What Brine accomplished in the 1920s was extraordinary – and not just for reasons related to gender. The activities of the Edmonton Section were hardly what they are today. The dirt road from Edmonton to Jasper, which followed much of the abandoned Grand Trunk railway bed, didn’t open until 1928; the completion of the Banff-Jasper Highway was another decade away. And it wasn’t until well after the Second World War that the Jasper-Edmonton highway was paved. Opportunities to climb in the mountains during the 1920s were thus scarce for most section members. They required a trip on the train, usually followed by extensive backcountry travel with few amenities. For this reason, a typical summer program during this decade boasted section trips not to the Rockies, but to local Edmonton haunts, like the Whitemud Creek, for example, which today separates neighbourhoods in Riverbend and Terwillegar from other neighbourhoods on the south side of the North Saskatchewan River.

Program of Summer Outings. Edmonton Section of the ACC. Summer, 1925. Nancy Brine Collection.
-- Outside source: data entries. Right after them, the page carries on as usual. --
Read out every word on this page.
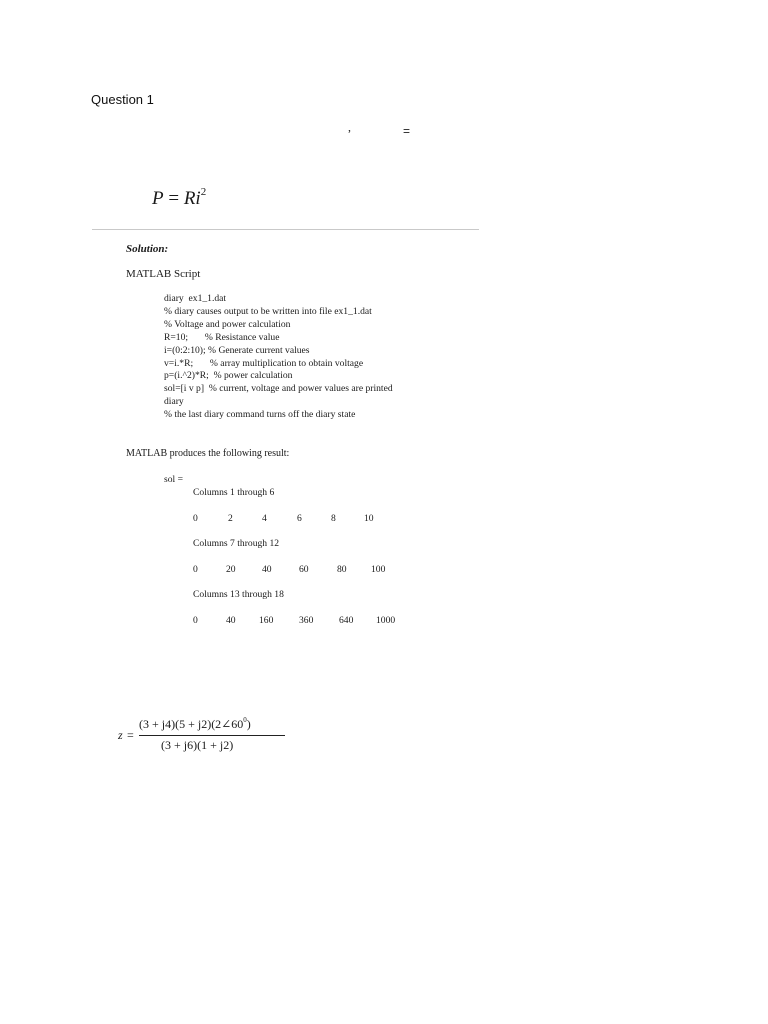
Question 1
,	=
$P = Ri^2$
Solution:
MATLAB Script
diary  ex1_1.dat
% diary causes output to be written into file ex1_1.dat
% Voltage and power calculation
R=10;       % Resistance value
i=(0:2:10); % Generate current values
v=i.*R;       % array multiplication to obtain voltage
p=(i.^2)*R;  % power calculation
sol=[i v p]  % current, voltage and power values are printed
diary
% the last diary command turns off the diary state
MATLAB produces the following result:
sol =
Columns 1 through 6
0	2	4	6	8	10
Columns 7 through 12
0	20	40	60	80	100
Columns 13 through 18
0	40 160	360	640 1000
z =
$(3 + j4)(5 + j2)(2\angle 60^0)$
(3 + j6)(1 + j2)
Near the end of the decade, Edmonton was even the site of its own “alpine” hut: “the Eyrie,” it was called, built near Quesnel Heights on the banks of the river. And so Brine’s track record in the mountains – Assiniboine, Mount Blanc, Robson, the Matterhorn; some of the most sought after peaks in the world – is all the more impressive and deserving of commemoration.
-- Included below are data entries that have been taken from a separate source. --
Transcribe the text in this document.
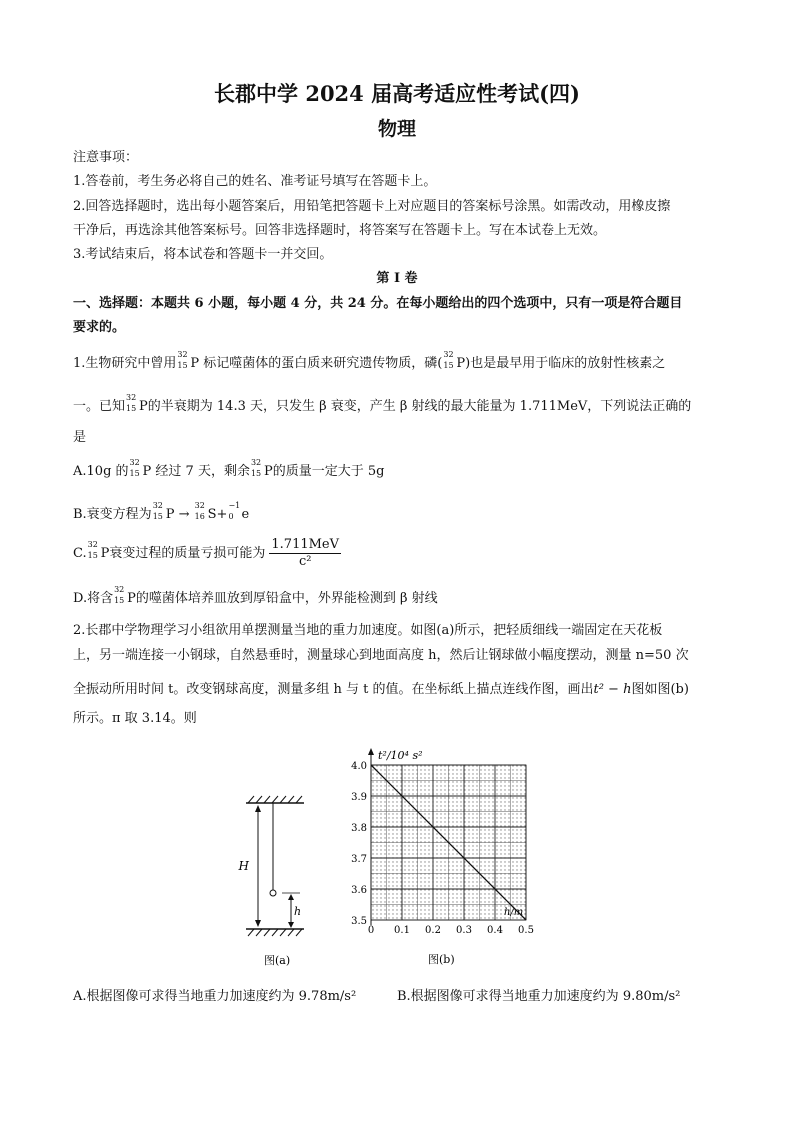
长郡中学 2024 届高考适应性考试(四)
物理
注意事项：
1.答卷前，考生务必将自己的姓名、准考证号填写在答题卡上。
2.回答选择题时，选出每小题答案后，用铅笔把答题卡上对应题目的答案标号涂黑。如需改动，用橡皮擦
干净后，再选涂其他答案标号。回答非选择题时，将答案写在答题卡上。写在本试卷上无效。
3.考试结束后，将本试卷和答题卡一并交回。
第 I 卷
一、选择题：本题共 6 小题，每小题 4 分，共 24 分。在每小题给出的四个选项中，只有一项是符合题目
要求的。
1.生物研究中曾用
32
15 P 标记噬菌体的蛋白质来研究遗传物质，磷(
32
15 P)也是最早用于临床的放射性核素之
一。已知
32
15 P的半衰期为 14.3 天，只发生 β 衰变，产生 β 射线的最大能量为 1.711MeV，下列说法正确的
是
A.10g 的
32
15 P 经过 7 天，剩余
32
15 P的质量一定大于 5g
B.衰变方程为
32
15 P →
32
16 S+
−1
0 e
C.
32
15 P衰变过程的质量亏损可能为 $\frac{\text{1.711MeV}}{\text{c²}}$
D.将含
32
15 P的噬菌体培养皿放到厚铅盒中，外界能检测到 β 射线
2.长郡中学物理学习小组欲用单摆测量当地的重力加速度。如图(a)所示，把轻质细线一端固定在天花板
上，另一端连接一小钢球，自然悬垂时，测量球心到地面高度 h，然后让钢球做小幅度摆动，测量 n=50 次
全振动所用时间 t。改变钢球高度，测量多组 h 与 t 的值。在坐标纸上描点连线作图，画出t² − h图如图(b)
所示。π 取 3.14。则
H
h
图(a)
0 0.1 0.2 0.3 0.4 0.5
3.5
3.6
3.7
3.8
3.9
4.0
t²/10⁴ s²
h/m
图(b)
A.根据图像可求得当地重力加速度约为 9.78m/s²	B.根据图像可求得当地重力加速度约为 9.80m/s²
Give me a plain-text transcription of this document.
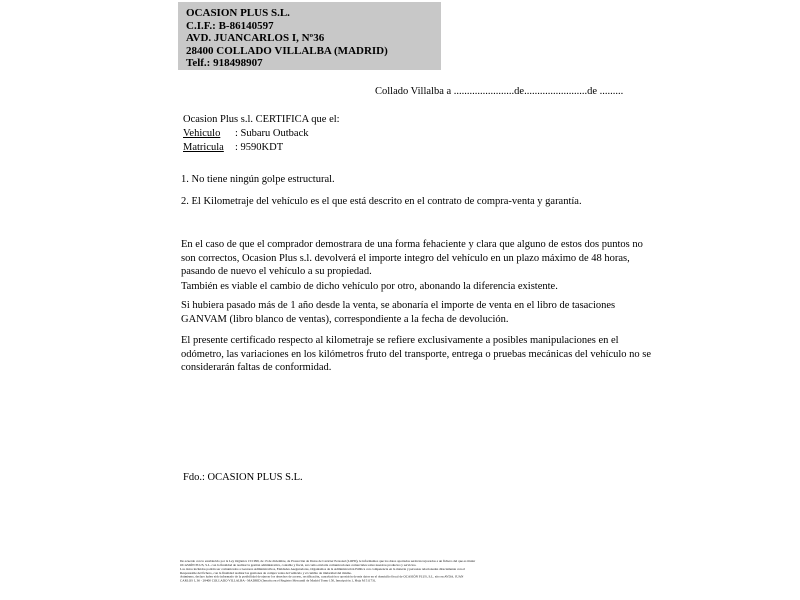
OCASION PLUS S.L.
C.I.F.: B-86140597
AVD. JUANCARLOS I, Nº36
28400 COLLADO VILLALBA (MADRID)
Telf.: 918498907
Collado Villalba a .......................de........................de .........
Ocasion Plus s.l. CERTIFICA que el:
Vehiculo : Subaru Outback
Matricula : 9590KDT
1. No tiene ningún golpe estructural.
2. El Kilometraje del vehículo es el que está descrito en el contrato de compra-venta y garantía.
En el caso de que el comprador demostrara de una forma fehaciente y clara que alguno de estos dos puntos no son correctos, Ocasion Plus s.l. devolverá el importe integro del vehículo en un plazo máximo de 48 horas, pasando de nuevo el vehículo a su propiedad.
También es viable el cambio de dicho vehículo por otro, abonando la diferencia existente.
Si hubiera pasado más de 1 año desde la venta, se abonaría el importe de venta en el libro de tasaciones GANVAM (libro blanco de ventas), correspondiente a la fecha de devolución.
El presente certificado respecto al kilometraje se refiere exclusivamente a posibles manipulaciones en el odómetro, las variaciones en los kilómetros fruto del transporte, entrega o pruebas mecánicas del vehículo no se considerarán faltas de conformidad.
Fdo.: OCASION PLUS S.L.
De acuerdo con lo establecido por la Ley Orgánica 15/1999, de 13 de diciembre, de Protección de Datos de Carácter Personal (LOPD), le informamos que los datos aportados serán incorporados a un fichero del que es titular
OCASIÓN PLUS, S.L. con la finalidad de realizar la gestión administrativa, contable y fiscal, así como enviarle comunicaciones comerciales sobre nuestros productos y servicios.
Los datos incluidos podrán ser comunicados a Gestores Administrativos, Entidades Aseguradoras, Organismos de la Administración Pública con competencia en la materia y personas relacionadas directamente con el
Responsable del fichero, con la finalidad realizar las gestiones de compra venta del vehículo y el cambio de titularidad del mismo.
Asimismo, declaro haber sido informado de la posibilidad de ejercer los derechos de acceso, rectificación, cancelación y oposición de mis datos en el domicilio fiscal de OCASIÓN PLUS, S.L. sito en AVDA. JUAN
CARLOS I, 36 - 28400 COLLADO VILLALBA - MADRID (Inscrita en el Registro Mercantil de Madrid Tomo 150, Inscripción 1, Hoja M 511731.
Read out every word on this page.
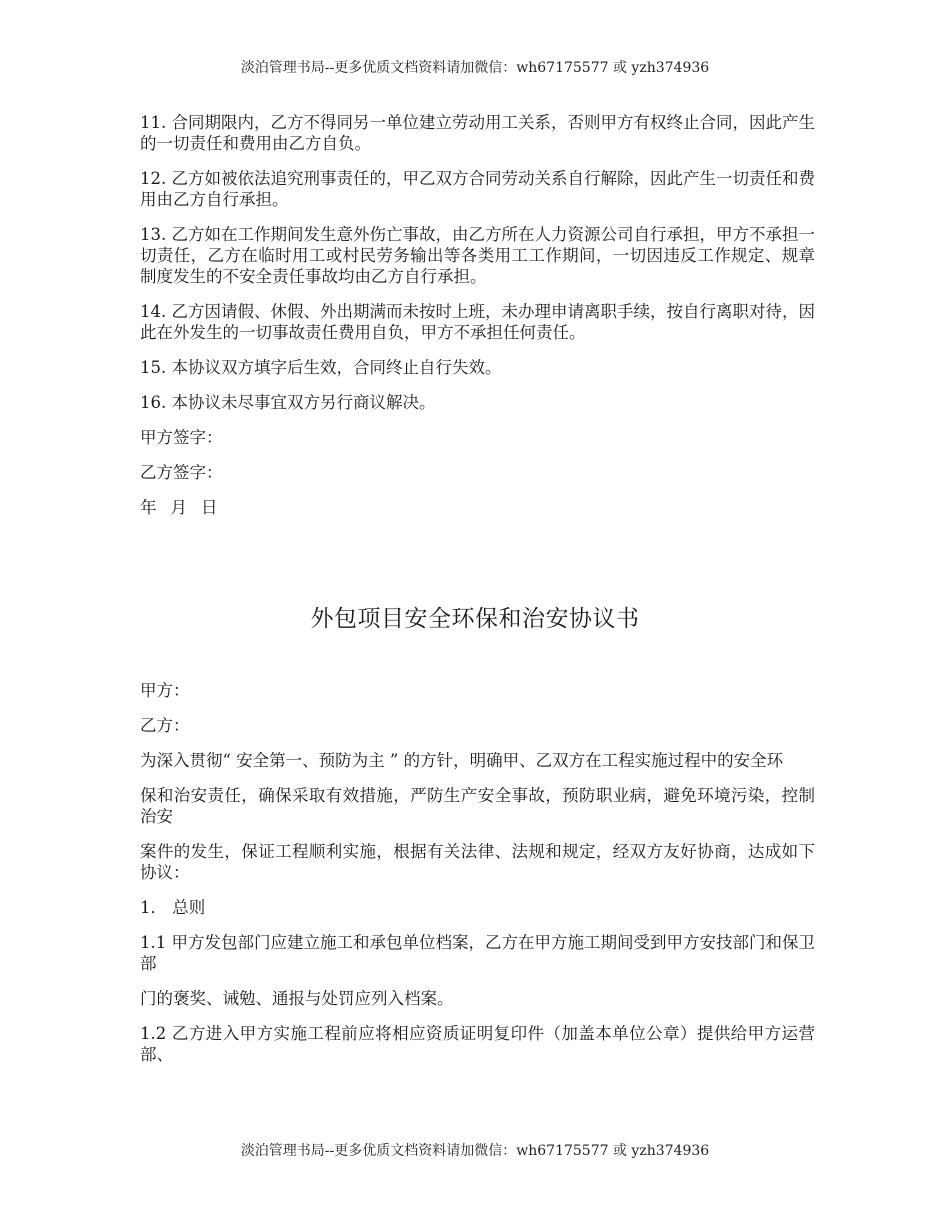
淡泊管理书局--更多优质文档资料请加微信：wh67175577 或 yzh374936

11. 合同期限内，乙方不得同另一单位建立劳动用工关系，否则甲方有权终止合同，因此产生的一切责任和费用由乙方自负。

12. 乙方如被依法追究刑事责任的，甲乙双方合同劳动关系自行解除，因此产生一切责任和费用由乙方自行承担。

13. 乙方如在工作期间发生意外伤亡事故，由乙方所在人力资源公司自行承担，甲方不承担一切责任，乙方在临时用工或村民劳务输出等各类用工工作期间，一切因违反工作规定、规章制度发生的不安全责任事故均由乙方自行承担。

14. 乙方因请假、休假、外出期满而未按时上班，未办理申请离职手续，按自行离职对待，因此在外发生的一切事故责任费用自负，甲方不承担任何责任。

15. 本协议双方填字后生效，合同终止自行失效。

16. 本协议未尽事宜双方另行商议解决。

甲方签字：

乙方签字：

年 月 日

外包项目安全环保和治安协议书

甲方：

乙方：

为深入贯彻“ 安全第一、预防为主 ” 的方针，明确甲、乙双方在工程实施过程中的安全环

保和治安责任，确保采取有效措施，严防生产安全事故，预防职业病，避免环境污染，控制治安

案件的发生，保证工程顺利实施，根据有关法律、法规和规定，经双方友好协商，达成如下协议：

1． 总则

1.1 甲方发包部门应建立施工和承包单位档案，乙方在甲方施工期间受到甲方安技部门和保卫部

门的褒奖、诫勉、通报与处罚应列入档案。

1.2 乙方进入甲方实施工程前应将相应资质证明复印件（加盖本单位公章）提供给甲方运营部、

淡泊管理书局--更多优质文档资料请加微信：wh67175577 或 yzh374936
After 1928, Brine’s climbing activities gradually ceased, although she remained a member of the Edmonton Section for her entire life. And like so many Edmonton institutions, the ACC, too, later benefited from her philanthropy. In 1971, Brine generously donated sufficient funds to build an adjoining cabin to the ACC’s Clubhouse on their then-new Canmore property. Equipped with a full kitchen, two washrooms, and a spacious living room with a fireplace, the private, self-contained facility offered a spectacular view of the Bow Valley. ACC members from Edmonton, Calgary, and Banff all volunteered long hours of planning and hard work to complete the cabin for its opening in 1978. Brine requested that the cabin be named in memory of Dr. Fred Bell (1883-1971), who served as the Club President from 1926 to 1928. Her request is hardly surprising. From 1950 to 1964, Bell served the ACC as its Honorary Librarian and shouldered the immense task of reorganizing and cataloguing the club’s now-famous library, one of the largest collections of mountaineering books on the continent. In 1978, Bell’s wife, Marcella, addressed an assembled crowd at the cabin’s official opening and expressed her “deep personal gratitude to Mrs. Brine and the Alpine Club of Canada.”       
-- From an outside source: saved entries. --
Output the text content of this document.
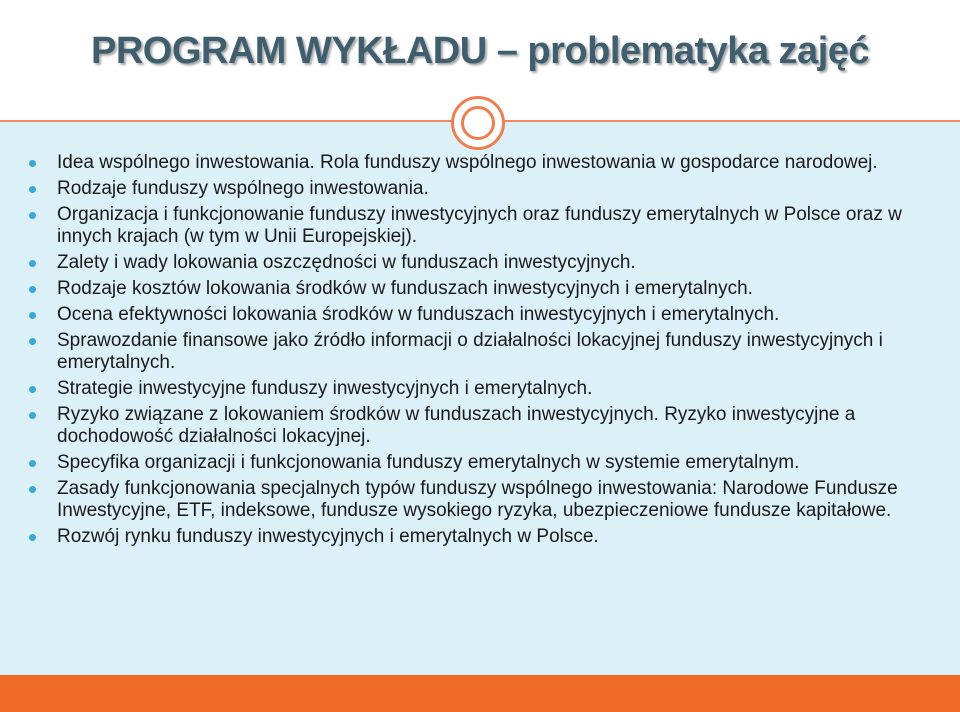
PROGRAM WYKŁADU – problematyka zajęć
Idea wspólnego inwestowania. Rola funduszy wspólnego inwestowania w gospodarce narodowej.
Rodzaje funduszy wspólnego inwestowania.
Organizacja i funkcjonowanie funduszy inwestycyjnych oraz funduszy emerytalnych w Polsce oraz w innych krajach (w tym w Unii Europejskiej).
Zalety i wady lokowania oszczędności w funduszach inwestycyjnych.
Rodzaje kosztów lokowania środków w funduszach inwestycyjnych i emerytalnych.
Ocena efektywności lokowania środków w funduszach inwestycyjnych i emerytalnych.
Sprawozdanie finansowe jako źródło informacji o działalności lokacyjnej funduszy inwestycyjnych i emerytalnych.
Strategie inwestycyjne funduszy inwestycyjnych i emerytalnych.
Ryzyko związane z lokowaniem środków w funduszach inwestycyjnych. Ryzyko inwestycyjne a dochodowość działalności lokacyjnej.
Specyfika organizacji i funkcjonowania funduszy emerytalnych w systemie emerytalnym.
Zasady funkcjonowania specjalnych typów funduszy wspólnego inwestowania: Narodowe Fundusze Inwestycyjne, ETF, indeksowe, fundusze wysokiego ryzyka, ubezpieczeniowe fundusze kapitałowe.
Rozwój rynku funduszy inwestycyjnych i emerytalnych w Polsce.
As the Edmonton Section celebrates its 100th anniversary and we look back to commemorate all of the great events and individuals that have shaped our section, we’d do well to shine a light upon those selfless individuals who cared little for centre stage, cared little for public praise. It’s these individuals who are perhaps the most deserving of a little hero worship. They so often represent our best.

At the toe of the Robson Glacier. ACC Mount Robson Camp, 1924. Left to right: Annette Buck, Cyril Wates (foreground), Margaret Gold (background, standing), and unknown club member. Courtesy of the Whyte Museum of the Canadian Rockies (V105-PA-7746).

Ron Chalmers, a staff writer for the Edmonton Journal, perhaps best summed it up. Chalmers was interested in Brine’s role as an Edmonton arts benefactor. And, as his 1984 interview with her concluded among her impressive art collection, he marveled at how Brine, then 86 years of age, turned away from the paintings and pointed to a bowl of fresh-cut flowers: “They really are all that matters,” she said, “beauty, and being kind to people.”